Because we inhabit time as well as space, the constant flow of change occurring on the threshold between ‘inside’ and ‘outside’ cause tension and necessitates an on-going effort toward selflocation—an effort I refer to as homing. Within the idea of homing are notions of navigation and return, an emphasis on a process rather than a destination, as well as the emotional weight contained in the desire for home.

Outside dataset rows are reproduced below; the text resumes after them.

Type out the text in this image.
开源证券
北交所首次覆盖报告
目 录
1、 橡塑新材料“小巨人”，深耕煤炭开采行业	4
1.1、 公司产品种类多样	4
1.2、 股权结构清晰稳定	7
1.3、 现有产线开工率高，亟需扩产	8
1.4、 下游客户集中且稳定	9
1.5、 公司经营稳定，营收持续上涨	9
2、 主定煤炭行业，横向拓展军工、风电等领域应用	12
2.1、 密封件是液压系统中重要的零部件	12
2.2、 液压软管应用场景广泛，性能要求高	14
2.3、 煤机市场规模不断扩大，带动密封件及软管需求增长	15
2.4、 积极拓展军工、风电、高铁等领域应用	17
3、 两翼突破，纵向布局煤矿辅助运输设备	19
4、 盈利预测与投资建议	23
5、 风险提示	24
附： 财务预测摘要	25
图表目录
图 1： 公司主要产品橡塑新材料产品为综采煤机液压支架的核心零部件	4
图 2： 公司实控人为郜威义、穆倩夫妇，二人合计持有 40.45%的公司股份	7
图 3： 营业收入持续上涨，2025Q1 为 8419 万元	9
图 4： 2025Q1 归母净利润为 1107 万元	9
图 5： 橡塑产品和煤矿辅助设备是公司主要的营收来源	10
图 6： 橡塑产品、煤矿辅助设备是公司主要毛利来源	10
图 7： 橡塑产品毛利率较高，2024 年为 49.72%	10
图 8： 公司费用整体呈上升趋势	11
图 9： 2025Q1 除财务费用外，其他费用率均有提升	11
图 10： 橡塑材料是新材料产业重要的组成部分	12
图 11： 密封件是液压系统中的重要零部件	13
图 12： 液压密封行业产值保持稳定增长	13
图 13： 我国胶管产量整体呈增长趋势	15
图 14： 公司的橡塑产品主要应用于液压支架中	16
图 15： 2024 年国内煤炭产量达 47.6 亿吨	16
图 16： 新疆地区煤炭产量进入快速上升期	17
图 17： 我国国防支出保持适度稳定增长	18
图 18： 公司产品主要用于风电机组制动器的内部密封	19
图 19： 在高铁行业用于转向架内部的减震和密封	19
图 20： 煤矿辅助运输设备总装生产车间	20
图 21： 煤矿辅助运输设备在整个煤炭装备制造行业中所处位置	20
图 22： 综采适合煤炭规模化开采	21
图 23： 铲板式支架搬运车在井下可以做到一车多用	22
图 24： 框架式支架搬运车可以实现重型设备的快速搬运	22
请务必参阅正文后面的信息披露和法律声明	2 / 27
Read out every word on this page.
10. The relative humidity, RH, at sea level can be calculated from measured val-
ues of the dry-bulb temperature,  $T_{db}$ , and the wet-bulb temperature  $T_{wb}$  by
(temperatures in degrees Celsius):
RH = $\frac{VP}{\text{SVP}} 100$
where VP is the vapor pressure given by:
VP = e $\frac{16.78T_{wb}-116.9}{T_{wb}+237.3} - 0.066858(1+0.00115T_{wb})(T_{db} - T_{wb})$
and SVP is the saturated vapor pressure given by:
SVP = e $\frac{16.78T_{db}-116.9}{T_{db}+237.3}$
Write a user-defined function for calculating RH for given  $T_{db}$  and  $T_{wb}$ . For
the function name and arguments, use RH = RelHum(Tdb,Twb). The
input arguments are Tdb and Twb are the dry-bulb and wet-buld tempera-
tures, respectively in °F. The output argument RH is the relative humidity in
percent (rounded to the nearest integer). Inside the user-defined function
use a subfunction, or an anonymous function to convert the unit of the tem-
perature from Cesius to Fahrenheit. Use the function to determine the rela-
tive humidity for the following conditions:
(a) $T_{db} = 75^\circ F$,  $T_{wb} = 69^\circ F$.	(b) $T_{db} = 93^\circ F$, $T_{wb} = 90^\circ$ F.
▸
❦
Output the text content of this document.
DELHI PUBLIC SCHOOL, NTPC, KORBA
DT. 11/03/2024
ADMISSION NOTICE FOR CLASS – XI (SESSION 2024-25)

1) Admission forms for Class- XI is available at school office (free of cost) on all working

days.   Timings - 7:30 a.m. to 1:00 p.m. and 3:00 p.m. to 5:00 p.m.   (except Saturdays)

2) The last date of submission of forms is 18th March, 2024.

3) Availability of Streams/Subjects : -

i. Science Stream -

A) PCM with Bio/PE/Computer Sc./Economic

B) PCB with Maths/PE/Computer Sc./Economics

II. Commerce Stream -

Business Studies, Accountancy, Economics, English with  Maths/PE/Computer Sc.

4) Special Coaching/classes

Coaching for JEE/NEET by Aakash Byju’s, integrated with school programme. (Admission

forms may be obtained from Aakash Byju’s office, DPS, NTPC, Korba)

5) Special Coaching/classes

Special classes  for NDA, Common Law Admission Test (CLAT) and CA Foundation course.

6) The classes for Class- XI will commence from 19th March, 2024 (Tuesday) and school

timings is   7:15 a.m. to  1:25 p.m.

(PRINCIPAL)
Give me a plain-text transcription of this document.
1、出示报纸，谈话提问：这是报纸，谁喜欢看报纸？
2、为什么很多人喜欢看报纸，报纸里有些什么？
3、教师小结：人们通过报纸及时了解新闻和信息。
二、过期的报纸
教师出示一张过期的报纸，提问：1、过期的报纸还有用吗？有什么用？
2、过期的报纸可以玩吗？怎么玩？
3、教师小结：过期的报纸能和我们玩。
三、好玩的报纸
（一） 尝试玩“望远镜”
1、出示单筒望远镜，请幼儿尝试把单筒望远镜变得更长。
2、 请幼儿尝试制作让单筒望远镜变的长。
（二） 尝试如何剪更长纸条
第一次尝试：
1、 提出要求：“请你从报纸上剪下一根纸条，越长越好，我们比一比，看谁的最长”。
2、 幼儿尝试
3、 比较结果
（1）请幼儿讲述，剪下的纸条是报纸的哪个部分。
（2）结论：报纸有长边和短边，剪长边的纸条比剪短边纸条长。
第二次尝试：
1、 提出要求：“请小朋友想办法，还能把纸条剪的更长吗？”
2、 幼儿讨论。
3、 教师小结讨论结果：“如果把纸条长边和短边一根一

The materials I use reference veils, skins, layers, and screens, all of which pertain to access and containment. Light and video imbue the work with ephemerality and time, a metaphorical reference to our embodied consciousness. The tone is often quiet, evoking simultaneous senses of space and compression, and alternating between serenity and anxiety.
The idea of inhabitation implies container and contained, an interior and exterior. Drawing on my own experience, along with concepts from phenomenology and cognitive science, I propose that the inhabitant-environment relationship is reciprocally creative, porous, and ultimately inextricable one from the other. Perception and understanding arise from the particularities of our bodily constructs and are fully integrated with our emotional selves and our imagination, challenging the dualistic division between ‘mind’ and ‘matter’. It is just such divisions that I seek to complicate.2
By creating work that heightens awareness, engenders an increased sensitivity to self and environment, and engages our whole-body perceptual capabilities, I hope to increase a sense of conscious investment in this ongoing process of homing. Notes 1.
Maurice Merleau-Ponty, The Phenomenology of Perception, trans. Colin Smith, London: Routledge and Kegan Paul, 1962, 407.
2. Lakoff, George, and Mark Johnson. Philosophy in the Flesh: The Embodied Mind and its Challenge to Western Thought. New York: Basic Books, 1999, 4.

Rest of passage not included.